O publicitário é responsável por comerciais icônicos, que marcaram a televisão brasileira, como Meu Primeiro Sutiã (1987), interpretado por Patrícia Luchessi, que ganhou o Leão de Ouro do Festival de Cannes, e Garoto Bombril (1978), interpretado por Carlos Moreno, que ficou no ar por 26 anos, apresentando o total de 337 filmes.
“A linguagem era mais audaciosa, existia um nível de censura menor do que existe hoje”, concorda o professor Ismael Rocha, diretor acadêmico da ESPM-SP, sobre como era a publicidade quando ele começou a trabalhar no setor, nos anos 1990.
Segundo ele, existia uma liberdade maior para criar e, hoje, os publicitários têm que levar em conta mais cuidados, em razão do ideário do politicamente correto, que limita o uso da linguagem mais livre. “Eu entendo que hoje a linguagem é mais cuidadosa, há uma preocupação com o que se diz e com a maneira como se diz”, expõe Rocha.
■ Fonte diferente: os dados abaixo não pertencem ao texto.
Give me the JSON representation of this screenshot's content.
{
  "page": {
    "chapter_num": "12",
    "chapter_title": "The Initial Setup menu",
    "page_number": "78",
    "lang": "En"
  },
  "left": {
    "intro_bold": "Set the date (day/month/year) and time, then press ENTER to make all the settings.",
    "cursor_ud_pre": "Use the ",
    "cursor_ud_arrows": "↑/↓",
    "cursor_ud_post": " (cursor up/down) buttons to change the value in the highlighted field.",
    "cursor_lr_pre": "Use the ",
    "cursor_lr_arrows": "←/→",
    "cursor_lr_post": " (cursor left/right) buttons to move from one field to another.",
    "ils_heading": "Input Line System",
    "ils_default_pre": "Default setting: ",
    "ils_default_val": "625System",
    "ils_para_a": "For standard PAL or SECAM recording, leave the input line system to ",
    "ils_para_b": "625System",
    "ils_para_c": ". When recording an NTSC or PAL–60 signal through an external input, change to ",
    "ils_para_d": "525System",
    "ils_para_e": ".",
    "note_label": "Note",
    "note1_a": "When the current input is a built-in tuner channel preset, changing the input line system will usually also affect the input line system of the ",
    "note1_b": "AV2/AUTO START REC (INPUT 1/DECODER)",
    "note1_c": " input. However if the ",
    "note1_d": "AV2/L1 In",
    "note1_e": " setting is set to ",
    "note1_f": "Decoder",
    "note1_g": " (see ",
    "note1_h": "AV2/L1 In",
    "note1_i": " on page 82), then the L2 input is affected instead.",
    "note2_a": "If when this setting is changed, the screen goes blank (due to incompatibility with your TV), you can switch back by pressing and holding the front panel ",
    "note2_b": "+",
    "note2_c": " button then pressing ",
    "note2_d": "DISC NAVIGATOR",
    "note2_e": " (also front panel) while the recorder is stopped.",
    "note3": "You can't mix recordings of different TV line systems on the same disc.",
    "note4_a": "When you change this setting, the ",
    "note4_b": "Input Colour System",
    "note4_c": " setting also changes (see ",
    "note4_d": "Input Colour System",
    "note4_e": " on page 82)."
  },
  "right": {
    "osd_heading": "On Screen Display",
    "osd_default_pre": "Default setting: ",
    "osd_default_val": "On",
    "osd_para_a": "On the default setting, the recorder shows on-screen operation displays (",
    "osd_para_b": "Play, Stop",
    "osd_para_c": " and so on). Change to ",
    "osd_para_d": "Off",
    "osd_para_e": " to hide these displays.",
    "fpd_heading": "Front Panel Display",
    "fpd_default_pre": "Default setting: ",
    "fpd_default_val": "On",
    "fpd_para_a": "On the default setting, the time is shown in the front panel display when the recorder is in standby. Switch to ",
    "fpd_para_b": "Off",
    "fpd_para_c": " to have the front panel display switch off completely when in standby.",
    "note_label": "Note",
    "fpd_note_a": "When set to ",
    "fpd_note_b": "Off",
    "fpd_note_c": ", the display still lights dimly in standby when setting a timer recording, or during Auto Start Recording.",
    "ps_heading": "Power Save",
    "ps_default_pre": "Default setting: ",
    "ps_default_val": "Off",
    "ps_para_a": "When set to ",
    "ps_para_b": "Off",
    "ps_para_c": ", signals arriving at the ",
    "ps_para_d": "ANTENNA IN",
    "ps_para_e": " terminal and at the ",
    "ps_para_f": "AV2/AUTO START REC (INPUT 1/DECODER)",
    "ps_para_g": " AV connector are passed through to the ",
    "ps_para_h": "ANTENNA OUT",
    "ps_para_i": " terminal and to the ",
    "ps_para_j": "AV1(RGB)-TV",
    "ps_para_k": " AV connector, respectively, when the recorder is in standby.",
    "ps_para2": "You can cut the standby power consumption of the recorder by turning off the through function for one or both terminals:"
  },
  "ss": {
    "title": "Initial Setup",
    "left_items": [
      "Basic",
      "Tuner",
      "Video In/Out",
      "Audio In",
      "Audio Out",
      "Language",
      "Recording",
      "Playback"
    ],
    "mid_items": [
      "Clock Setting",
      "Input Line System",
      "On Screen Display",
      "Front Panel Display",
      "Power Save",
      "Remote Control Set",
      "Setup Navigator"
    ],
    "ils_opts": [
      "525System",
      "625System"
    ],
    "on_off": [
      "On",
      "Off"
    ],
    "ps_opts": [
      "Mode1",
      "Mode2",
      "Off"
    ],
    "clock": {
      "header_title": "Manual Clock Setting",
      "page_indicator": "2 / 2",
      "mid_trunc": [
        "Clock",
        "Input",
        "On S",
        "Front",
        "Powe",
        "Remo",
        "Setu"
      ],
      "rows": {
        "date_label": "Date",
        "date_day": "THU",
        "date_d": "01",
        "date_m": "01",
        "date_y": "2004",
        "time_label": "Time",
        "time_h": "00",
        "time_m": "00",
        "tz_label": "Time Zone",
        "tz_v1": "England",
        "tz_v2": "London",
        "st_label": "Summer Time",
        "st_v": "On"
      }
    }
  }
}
A valorização do regionalismo em oposição à massificação dos padrões sociais é outra característica de um mercado mais desenvolvido que, por outro lado, dificulta a propaganda. “A pluralidade traz diversas versões. Agradar torna-se muito mais complicado”, diz Luiz Fernando Garcia, publicitário e diretor geral de graduação da ESPM-SP. Antes marcada pela ousadia, atualmente a publicidade perde um pouco da sua audácia, se comparada aos anos de 1980.
Com a fragmentação do público, “você vai ter que correr o risco de alguém não gostar ou gostar menos de você. Se tentar agradar a todo mundo você vai ser extremamente insípido, inodoro e incolor”, resume Garcia.
Hoje, a simplificação é uma prova do amadurecimento da publicidade, assim como seu público-alvo. Uma das principais metas não é só vender, mas também valorizar a imagem da marca. Para o professor Garcia, “a propaganda adoça, ela ajuda as coisas a acontecerem”, ou seja, cria empatia.
Ascensão da Internet
Tanto para Rocha quanto para Olivetto, a publicidade na televisão não perdeu espaço para a internet, mas sim, agora, esses meios se completam. “A internet trouxe para o mercado liberdade de tempo e espaço”, avalia Rocha.
Segundo pesquisa do IBOPE publicada em agosto de 2014, o investimento em mídia no Brasil, entre janeiro e junho de 2014, foi de 62% na televisão (somada ao merchandising), enquanto a internet recebeu 5% desse bolo.
Na opinião de Garcia, a internet é um complemento para a propaganda veiculada nas demais mídias, tornando-a mais ágil, pois além de aumentar a repercussão, há maior integração de linguagens. O consumidor, por sua vez, é atingido diariamente pelas novidades, acirrando ainda mais a competição.
Na televisão e em outros meios de comunicação, como jornais, revistas e rádio, existe um espaço pré-determinado para a propaganda. Os filmes publicitários para TV variam entre 30 segundos e um minuto de duração, assim limitando a criatividade de se criar uma história forte e consequente.
“Os times da publicidade na internet, esses sim são menos disciplinados”, comenta Olivetto. Na opinião dele, os filmes para internet são mais fáceis de serem produzidos do que aqueles feitos para a televisão.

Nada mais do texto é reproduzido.